The terminal bpy ligand is present in the usual chelating bidentate mode with a bite angle of 78.36 (10)°. The C5—N1, C6—N2 and C5—C6 distances of 1.332 (4), 1.351 (4) and 1.494 (4) Å, respectively, are typical C═N and Csp2—Csp2 values. The 12-atom plane of the bpy ligand (r.m.s. deviation 0.0238 Å) is nearly perpendicular to the oxamide bridge, with a dihedral angle of 84.03 (7)°, which is larger than the angle of 72.5° in compound (II).
Compared with compound (II), the bpy ligands of the title compound do not contribute to C—H···O hydrogen bonds. In addition, due to the substitution of the H atoms of the primary amine by a methyl group, the dmaeoxd ligand does not participate in any hydrogen bonds, which is different from eight other reported binuclear complexes bridged by oxen [H2oxen is N,N'-bis(2-aminoethyl)oxamide] (Cambridge Structural Database, Version?; Allen, 2002).

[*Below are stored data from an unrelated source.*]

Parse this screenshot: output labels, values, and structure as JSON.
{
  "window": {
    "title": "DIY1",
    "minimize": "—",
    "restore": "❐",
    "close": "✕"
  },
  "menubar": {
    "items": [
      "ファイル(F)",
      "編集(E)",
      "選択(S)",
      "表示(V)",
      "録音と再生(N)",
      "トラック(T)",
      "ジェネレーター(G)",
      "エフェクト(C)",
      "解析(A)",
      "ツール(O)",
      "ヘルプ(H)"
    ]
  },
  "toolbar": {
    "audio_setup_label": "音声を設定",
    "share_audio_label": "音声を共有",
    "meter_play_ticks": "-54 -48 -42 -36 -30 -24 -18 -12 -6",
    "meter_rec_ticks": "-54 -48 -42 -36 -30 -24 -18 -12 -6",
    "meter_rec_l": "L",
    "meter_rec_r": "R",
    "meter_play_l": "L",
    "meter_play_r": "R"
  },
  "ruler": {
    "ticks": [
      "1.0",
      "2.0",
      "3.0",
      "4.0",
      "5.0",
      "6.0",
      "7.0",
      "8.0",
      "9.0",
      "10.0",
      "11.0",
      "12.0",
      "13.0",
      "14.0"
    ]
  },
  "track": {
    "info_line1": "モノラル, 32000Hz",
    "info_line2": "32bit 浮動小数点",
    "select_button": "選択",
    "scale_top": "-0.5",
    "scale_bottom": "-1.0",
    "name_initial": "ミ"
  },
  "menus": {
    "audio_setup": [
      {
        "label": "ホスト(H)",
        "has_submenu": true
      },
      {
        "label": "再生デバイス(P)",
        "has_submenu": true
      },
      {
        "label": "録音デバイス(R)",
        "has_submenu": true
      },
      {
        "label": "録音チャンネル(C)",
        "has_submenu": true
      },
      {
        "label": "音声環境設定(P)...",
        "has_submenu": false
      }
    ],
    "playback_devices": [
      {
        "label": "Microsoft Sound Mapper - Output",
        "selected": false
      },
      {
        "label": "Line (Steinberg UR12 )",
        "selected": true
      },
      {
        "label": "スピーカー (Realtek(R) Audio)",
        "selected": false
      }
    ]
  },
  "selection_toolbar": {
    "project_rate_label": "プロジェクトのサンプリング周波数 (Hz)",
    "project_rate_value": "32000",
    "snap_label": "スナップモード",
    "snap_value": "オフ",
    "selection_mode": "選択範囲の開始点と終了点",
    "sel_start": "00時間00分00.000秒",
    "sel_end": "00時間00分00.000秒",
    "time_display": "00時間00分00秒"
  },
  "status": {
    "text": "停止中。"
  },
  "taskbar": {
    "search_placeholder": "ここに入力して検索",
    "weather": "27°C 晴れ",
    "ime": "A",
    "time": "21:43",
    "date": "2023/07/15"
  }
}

The pyridine rings of the bpy ligand are involved in offset π–π stacking interactions, by means of which, as shown in Fig. 2, the [Cu2(dmaeoxd)(bpy)2]2+ cations assemble into a two-dimensional supramolecular structure parallel to the bc plane. The nearest separation is 3.405 (5) Å to atom C10iii [symmetry code: (iii) -x, -y, 1 - z]. Further investigation concerning the influence of substituents on supramolecular structure is in progress in our laboratory.